Tête-à-tête avec les tortues marines
Kerri Major travaille au WWF Australie. Il y a quelques jours, elle a eu le privilège d’embarquer aux côtés de deux rangers aguerris pour une mission très spéciale : le marquage de tortues marines dans le Queensland. Elle nous raconte.
Une aventure tortuesque
Eddie Smallwood et Jim Gaston sont rangers depuis 25 ans. Ils appartiennent à la communauté de Gudjuda et travaillent étroitement avec le WWF Australie et l’université James Cook. Leur mission ? Protéger les tortues marines du Queensland.
Après un festin de fourmis vertes et autres mets locaux concoctés par nos hôtes, cap sur notre mission :
le marquage des tortues.
Le vent sifflait sur Bowen Bay. On a donc attendu qu’il se calme un peu pour embarquer mais ça secouait sec. Fracas des vagues et ressacs, je me cramponne au bastingage. Un peu tendue mais concentrée.

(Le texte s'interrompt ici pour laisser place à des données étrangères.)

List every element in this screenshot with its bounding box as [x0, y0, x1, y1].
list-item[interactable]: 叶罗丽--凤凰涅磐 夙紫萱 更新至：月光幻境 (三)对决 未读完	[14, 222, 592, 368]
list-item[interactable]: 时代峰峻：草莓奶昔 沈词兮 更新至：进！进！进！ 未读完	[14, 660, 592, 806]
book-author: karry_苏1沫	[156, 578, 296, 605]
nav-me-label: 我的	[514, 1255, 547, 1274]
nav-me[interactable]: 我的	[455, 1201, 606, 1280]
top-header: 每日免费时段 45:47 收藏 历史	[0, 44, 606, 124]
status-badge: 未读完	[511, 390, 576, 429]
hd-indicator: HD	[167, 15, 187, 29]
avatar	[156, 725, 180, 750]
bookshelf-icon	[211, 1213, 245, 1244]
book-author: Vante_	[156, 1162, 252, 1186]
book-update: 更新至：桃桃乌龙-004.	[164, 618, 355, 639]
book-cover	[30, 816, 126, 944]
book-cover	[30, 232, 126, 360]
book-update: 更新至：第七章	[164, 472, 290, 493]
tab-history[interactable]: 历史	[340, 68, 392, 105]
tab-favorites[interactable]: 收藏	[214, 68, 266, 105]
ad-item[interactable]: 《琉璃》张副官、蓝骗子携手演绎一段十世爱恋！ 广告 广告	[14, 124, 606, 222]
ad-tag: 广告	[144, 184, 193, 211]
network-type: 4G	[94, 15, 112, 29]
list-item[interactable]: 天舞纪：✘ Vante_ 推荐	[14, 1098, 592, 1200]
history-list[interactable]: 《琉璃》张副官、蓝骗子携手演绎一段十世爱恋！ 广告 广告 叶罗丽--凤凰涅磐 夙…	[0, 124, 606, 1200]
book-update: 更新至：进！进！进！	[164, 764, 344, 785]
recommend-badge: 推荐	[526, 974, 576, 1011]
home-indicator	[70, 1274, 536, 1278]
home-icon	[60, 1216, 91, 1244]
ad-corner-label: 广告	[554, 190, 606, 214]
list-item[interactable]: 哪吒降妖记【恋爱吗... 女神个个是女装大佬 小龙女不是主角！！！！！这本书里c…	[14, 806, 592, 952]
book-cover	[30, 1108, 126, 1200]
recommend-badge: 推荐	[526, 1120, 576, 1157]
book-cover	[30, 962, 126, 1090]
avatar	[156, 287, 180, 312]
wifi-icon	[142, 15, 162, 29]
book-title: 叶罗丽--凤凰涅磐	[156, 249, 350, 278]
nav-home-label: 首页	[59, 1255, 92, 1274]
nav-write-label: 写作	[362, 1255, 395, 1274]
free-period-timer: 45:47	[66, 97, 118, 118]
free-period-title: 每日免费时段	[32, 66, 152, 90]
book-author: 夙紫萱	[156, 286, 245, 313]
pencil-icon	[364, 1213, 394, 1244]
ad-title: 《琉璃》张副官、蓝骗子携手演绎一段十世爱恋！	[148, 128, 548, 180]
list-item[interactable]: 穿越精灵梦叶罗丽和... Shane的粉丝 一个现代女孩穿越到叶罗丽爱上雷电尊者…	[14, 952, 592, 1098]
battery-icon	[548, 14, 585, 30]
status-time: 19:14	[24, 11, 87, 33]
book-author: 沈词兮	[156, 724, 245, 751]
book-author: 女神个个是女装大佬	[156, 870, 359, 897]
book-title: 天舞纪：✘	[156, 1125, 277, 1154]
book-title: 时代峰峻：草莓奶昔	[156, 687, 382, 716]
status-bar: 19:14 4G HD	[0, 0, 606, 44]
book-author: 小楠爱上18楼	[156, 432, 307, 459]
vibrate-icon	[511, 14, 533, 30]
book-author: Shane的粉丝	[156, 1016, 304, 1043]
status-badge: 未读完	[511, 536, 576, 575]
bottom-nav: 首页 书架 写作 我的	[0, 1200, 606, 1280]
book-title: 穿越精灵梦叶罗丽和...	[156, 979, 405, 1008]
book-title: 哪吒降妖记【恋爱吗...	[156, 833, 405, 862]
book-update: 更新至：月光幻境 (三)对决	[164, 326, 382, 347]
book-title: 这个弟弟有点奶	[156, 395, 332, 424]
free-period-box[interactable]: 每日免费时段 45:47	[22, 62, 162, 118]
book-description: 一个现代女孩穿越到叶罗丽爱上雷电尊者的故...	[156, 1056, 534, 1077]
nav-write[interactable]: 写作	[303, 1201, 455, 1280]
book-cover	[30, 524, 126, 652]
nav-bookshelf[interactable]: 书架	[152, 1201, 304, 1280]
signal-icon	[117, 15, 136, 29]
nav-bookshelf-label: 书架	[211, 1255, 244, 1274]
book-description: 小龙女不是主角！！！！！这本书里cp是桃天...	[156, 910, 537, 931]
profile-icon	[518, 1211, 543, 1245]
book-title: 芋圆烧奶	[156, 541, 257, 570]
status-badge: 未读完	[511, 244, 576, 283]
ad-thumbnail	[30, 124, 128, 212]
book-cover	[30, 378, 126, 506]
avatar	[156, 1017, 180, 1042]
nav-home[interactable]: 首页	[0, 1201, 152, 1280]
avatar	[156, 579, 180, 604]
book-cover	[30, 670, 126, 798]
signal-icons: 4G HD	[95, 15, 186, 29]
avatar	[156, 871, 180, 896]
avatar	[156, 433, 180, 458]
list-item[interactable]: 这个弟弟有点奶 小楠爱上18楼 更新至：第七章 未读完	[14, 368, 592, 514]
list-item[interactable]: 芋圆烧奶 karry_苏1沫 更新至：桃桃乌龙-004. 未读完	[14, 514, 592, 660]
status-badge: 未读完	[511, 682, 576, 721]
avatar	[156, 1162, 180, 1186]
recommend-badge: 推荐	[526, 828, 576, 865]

J’aperçois alors une ombre vive ondulant sous l’eau. Un cri furtif de l’oncle Eddie et voilà notre équipage qui se lance à sa poursuite. La tortue s’éloigne avec aisance. Elle semble nous échapper mais Jim plonge soudain du bateau, sans prévenir. Il se dirige droit sur elle, l’empoigne avec autant de fermeté que de douceur et la remonte à bord.
« Un peu plus tard, nous accueillons deux autres tortues. Même fascination, à chaque fois. Ne pas en perdre une miette. »
Silence émerveillé de l’assemblée. Devant tant de beauté, nous restons bouche bée. Pas sûr que notre nouvelle colocataire partage notre enthousiasme. Un peu plus tard, nous accueillons deux autres tortues. Même fascination, à chaque fois. Ne pas en perdre en miette. Nous les scrutons, mesurons leurs carapaces et procédons au marquage. J’observe avec amusement la vingtaine de bernacles qui s’est gentiment installée sur le dos de nos convives et que nous sommes parfois contraints de retirer à la pince pour prendre nos mesures.
Mais l’heure tourne. Le temps est venu de remettre nos nouvelles amies à l’eau.
Pour soulever la plus grosse d’entre elles, à peu près 60Kg, nous nous y mettons à deux. Elle prend son élan et se laisse glisser dans la mer. Forte et délicate à la fois.
C’était une journée fabuleuse que je ne suis pas prête d’oublier !
Marquer les tortues marines pour mieux les protéger
Le terme de marquage peut sembler barbare. Pourtant, c’est bel et bien pour prendre soin des tortues que nous avons recourt à ce procédé.
Baguer une tortue permet de surveiller la croissance de la population, les schémas migratoires et de tenir des registres de toute maladie ou épidémie dans la région. Ces marquages sont enregistrés dans des bases de données internationales qui alimentent des travaux de recherche et de conservation.
Au cours de la mission de marquage, les scientifiques en profitent pour mesurer la taille et le poids des tortues et vérifier leur état de santé. Nous surveillons notamment la propagation du virus fibropapillomatose qui affecte couramment les tortues vertes. Ces dernières développent des tumeurs et des bosses, bénignes au premier abord, mais qui deviennent si grandes que leur organisme s’affaiblit.
Le marquage des tortues
Le marquage consiste à poser une petite bague métallique sur les pattes postérieures de la tortue avec un numéro d’immatriculation et le lieu du marquage. Ces données permettent aux scientifiques du monde entier « d’identifier » les tortues qu’ils croisent.
Les effets du plastique sur la biodiversité
Chaque année, jusqu'à 130 000 tonnes de plastique se retrouvent dans l'océan. A l'échelle mondiale, 95% des emballages en plastique sont utilisés une fois, puis jetés.
Plus de 70% des tortues du Queensland meurent en ingérant du plastique. Les témoignages des rangers sont édifiants. A Townsville, en Australie, un hôpital dédié soigne les tortues malades et blessées.